Des millions de francs de manque à gagner
A Genève, la gauche et les syndicats attaquent par référendums la réforme fiscale des biens immobiliers, jugée comme un nouveau cadeau aux propriétaires les plus aisés
La réévaluation de la valeur fiscale des biens immobiliers était très attendue à Genève, qui n’avait pas effectué de véritable réforme en la matière depuis 1964. Cependant, en novembre dernier, le Grand Conseil et sa majorité de droite approuvait le projet de loi 13030. Un texte «très favorable aux propriétaires», qui «torpille» du même coup la réforme proposée par le Conseil d’Etat, estiment la gauche et les syndicats, pour qui le texte voté n’est ni plus ni moins qu’un énième cadeau fiscal aux plus fortunés. Les partis de l’Alternative ainsi qu’Unia et le Sit ont tout de suite annoncé vouloir attaquer cette réforme par référendums.
Quelques semaines plus tard, juste avant Noël, les référendaires ont déposé trois référendums totalisant 1795 signatures contre ce projet «scandaleux» et demandant que cette loi, qualifiée de hold-up fiscal, soit soumise à la votation. «La valeur fiscale des biens immobiliers n’ayant pas été réévaluée dernièrement, les propriétaires, en particulier les plus anciens, paient des impôts largement inférieurs à la valeur réelle de leur bien, voilà pourquoi le Conseil fédéral considère que Genève n’est pas en conformité avec le droit fédéral», explique Jean Burgermeister, assistant de direction d’Unia Genève.
Doublement privilégiés
Les référendaires estiment les pertes à plusieurs centaines de millions de francs. Le syndicaliste détaille: «En 2020, le Conseil d’Etat genevois avait proposé un projet qui prévoyait un ajustement à la hausse de l’évaluation fiscale des biens immobiliers, ainsi qu’une baisse de 15% de l’impôt sur la fortune. Cette réforme aurait rapporté environ 100 millions de francs par an.» A noter que des adaptations étaient prévues pour les petits propriétaires. «La droite parlementaire a refusé cette version et proposé le projet de loi 13030 qui maintient la baisse de 15% de l’impôt sur la fortune, et qui prévoit une indexation sur les biens immobiliers non pas sur leur valeur marchande mais sur l’indice du coût de la vie, qui est bien moins important et qui maintient ce grand écart.» Pour Jean Burgermeister, le cadeau fiscal est donc gigantesque. «Non seulement ce projet de loi ne rapporte pas 100 millions, mais il engendre au contraire une perte de 100 millions supplémentaires par année.»
Et les services publics?
Autant de moyens qui ne sont pas mis au service de la collectivité et de la population, dont les besoins sont pourtant en constante augmentation, regrettent la gauche et les syndicats.
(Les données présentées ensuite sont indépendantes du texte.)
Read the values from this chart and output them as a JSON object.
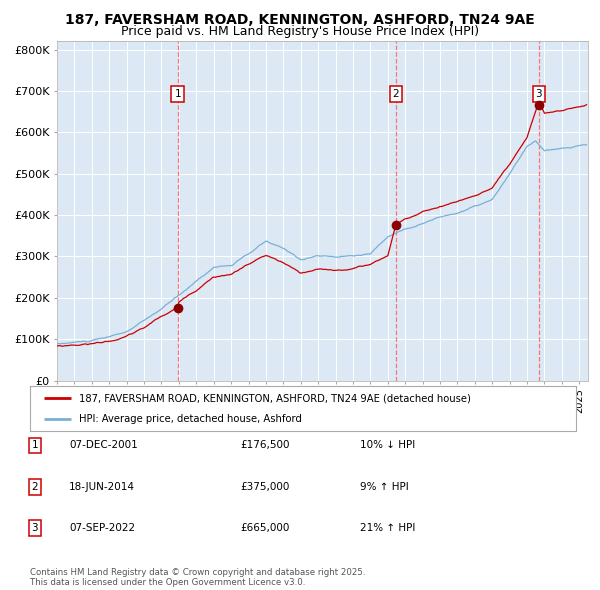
{
  "title": "187, FAVERSHAM ROAD, KENNINGTON, ASHFORD, TN24 9AE",
  "subtitle": "Price paid vs. HM Land Registry's House Price Index (HPI)",
  "title_fontsize": 10,
  "subtitle_fontsize": 9,
  "background_color": "#dce9f5",
  "plot_bg_color": "#dce9f5",
  "outer_bg_color": "#ffffff",
  "hpi_color": "#7ab0d4",
  "price_color": "#cc0000",
  "sale_marker_color": "#8b0000",
  "vline_color": "#ff6666",
  "ylim": [
    0,
    820000
  ],
  "yticks": [
    0,
    100000,
    200000,
    300000,
    400000,
    500000,
    600000,
    700000,
    800000
  ],
  "ytick_labels": [
    "£0",
    "£100K",
    "£200K",
    "£300K",
    "£400K",
    "£500K",
    "£600K",
    "£700K",
    "£800K"
  ],
  "grid_color": "#ffffff",
  "legend_entries": [
    "187, FAVERSHAM ROAD, KENNINGTON, ASHFORD, TN24 9AE (detached house)",
    "HPI: Average price, detached house, Ashford"
  ],
  "sales": [
    {
      "num": 1,
      "date_label": "07-DEC-2001",
      "price": 176500,
      "pct": "10%",
      "dir": "↓",
      "year": 2001.93
    },
    {
      "num": 2,
      "date_label": "18-JUN-2014",
      "price": 375000,
      "pct": "9%",
      "dir": "↑",
      "year": 2014.46
    },
    {
      "num": 3,
      "date_label": "07-SEP-2022",
      "price": 665000,
      "pct": "21%",
      "dir": "↑",
      "year": 2022.68
    }
  ],
  "footer": "Contains HM Land Registry data © Crown copyright and database right 2025.\nThis data is licensed under the Open Government Licence v3.0.",
  "start_year": 1995.0,
  "end_year": 2025.5
}
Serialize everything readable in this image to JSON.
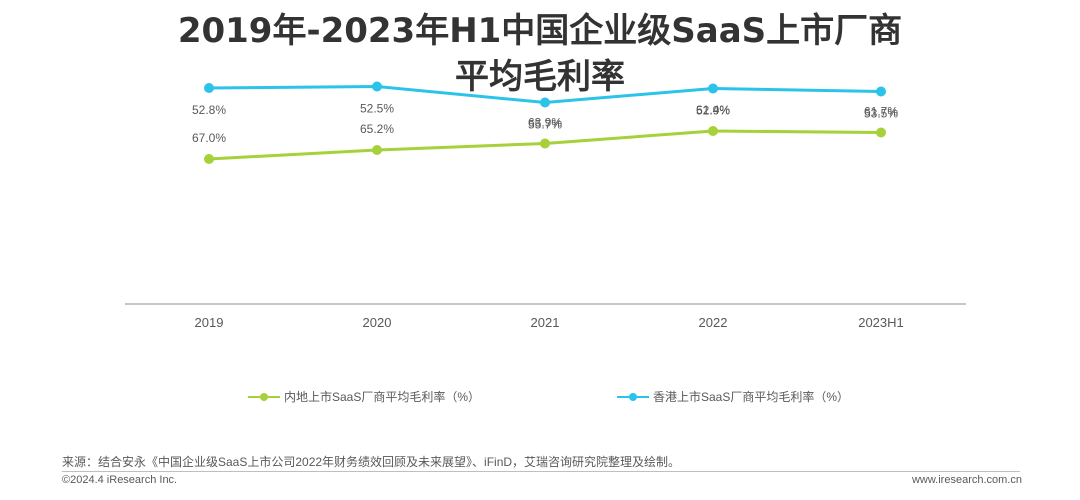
{
  "title_line1": "2019年-2023年H1中国企业级SaaS上市厂商",
  "title_line2": "平均毛利率",
  "colors": {
    "series1": "#a6d13a",
    "series2": "#2bc3ea",
    "axis": "#8c8c8c",
    "text": "#595959"
  },
  "chart_data": {
    "type": "line",
    "title": "2019年-2023年H1中国企业级SaaS上市厂商平均毛利率",
    "categories": [
      "2019",
      "2020",
      "2021",
      "2022",
      "2023H1"
    ],
    "series": [
      {
        "name": "内地上市SaaS厂商平均毛利率（%）",
        "values": [
          67.0,
          65.2,
          63.9,
          61.4,
          61.7
        ],
        "labels": [
          "67.0%",
          "65.2%",
          "63.9%",
          "61.4%",
          "61.7%"
        ]
      },
      {
        "name": "香港上市SaaS厂商平均毛利率（%）",
        "values": [
          52.8,
          52.5,
          55.7,
          52.9,
          53.5
        ],
        "labels": [
          "52.8%",
          "52.5%",
          "55.7%",
          "52.9%",
          "53.5%"
        ]
      }
    ],
    "grid": false,
    "legend_position": "bottom"
  },
  "source": "来源：结合安永《中国企业级SaaS上市公司2022年财务绩效回顾及未来展望》、iFinD，艾瑞咨询研究院整理及绘制。",
  "copyright": "©2024.4 iResearch Inc.",
  "website": "www.iresearch.com.cn"
}
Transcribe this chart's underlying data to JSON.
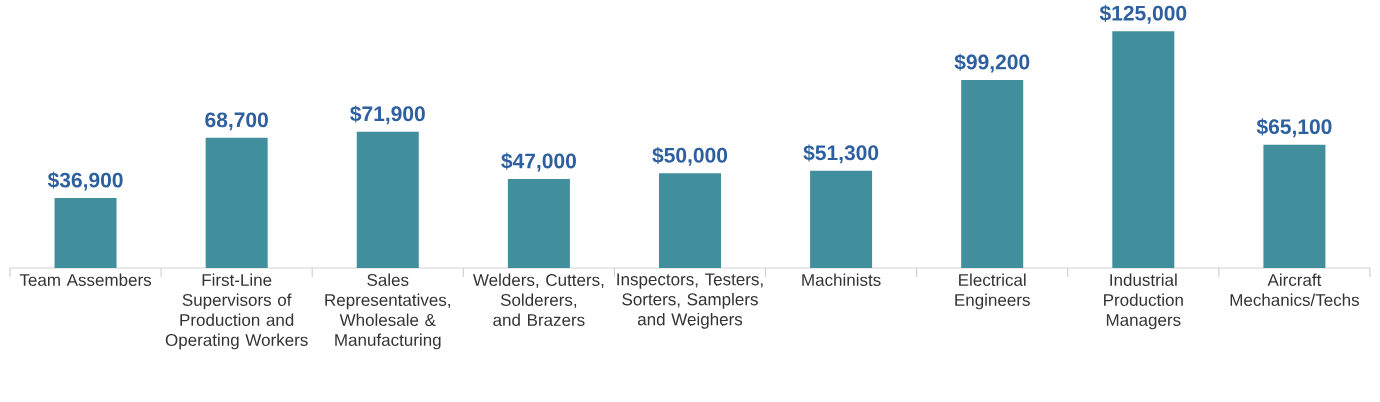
{
  "chart_data": {
    "type": "bar",
    "categories": [
      "Team Assembers",
      "First-Line Supervisors of Production and Operating Workers",
      "Sales Representatives, Wholesale & Manufacturing",
      "Welders, Cutters, Solderers, and Brazers",
      "Inspectors, Testers, Sorters, Samplers and Weighers",
      "Machinists",
      "Electrical Engineers",
      "Industrial Production Managers",
      "Aircraft Mechanics/Techs"
    ],
    "values": [
      36900,
      68700,
      71900,
      47000,
      50000,
      51300,
      99200,
      125000,
      65100
    ],
    "value_labels": [
      "$36,900",
      "68,700",
      "$71,900",
      "$47,000",
      "$50,000",
      "$51,300",
      "$99,200",
      "$125,000",
      "$65,100"
    ],
    "color": "#418f9c"
  }
}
«Il s’agit d’une sous-estimation chronique de la valeur fiscale des immeubles qui n’a pas seulement pour effet de priver l’Etat de recettes substantielles, mais qui entraîne également une inégalité de traitement injustifiable entre anciens et nouveaux propriétaires», peut-on lire dans leur communiqué de presse unitaire. Ces organisations appellent les forces progressistes à s’unir pour mettre ce projet «indigne» en échec dans les urnes et qu’une réforme juste soit «enfin» menée.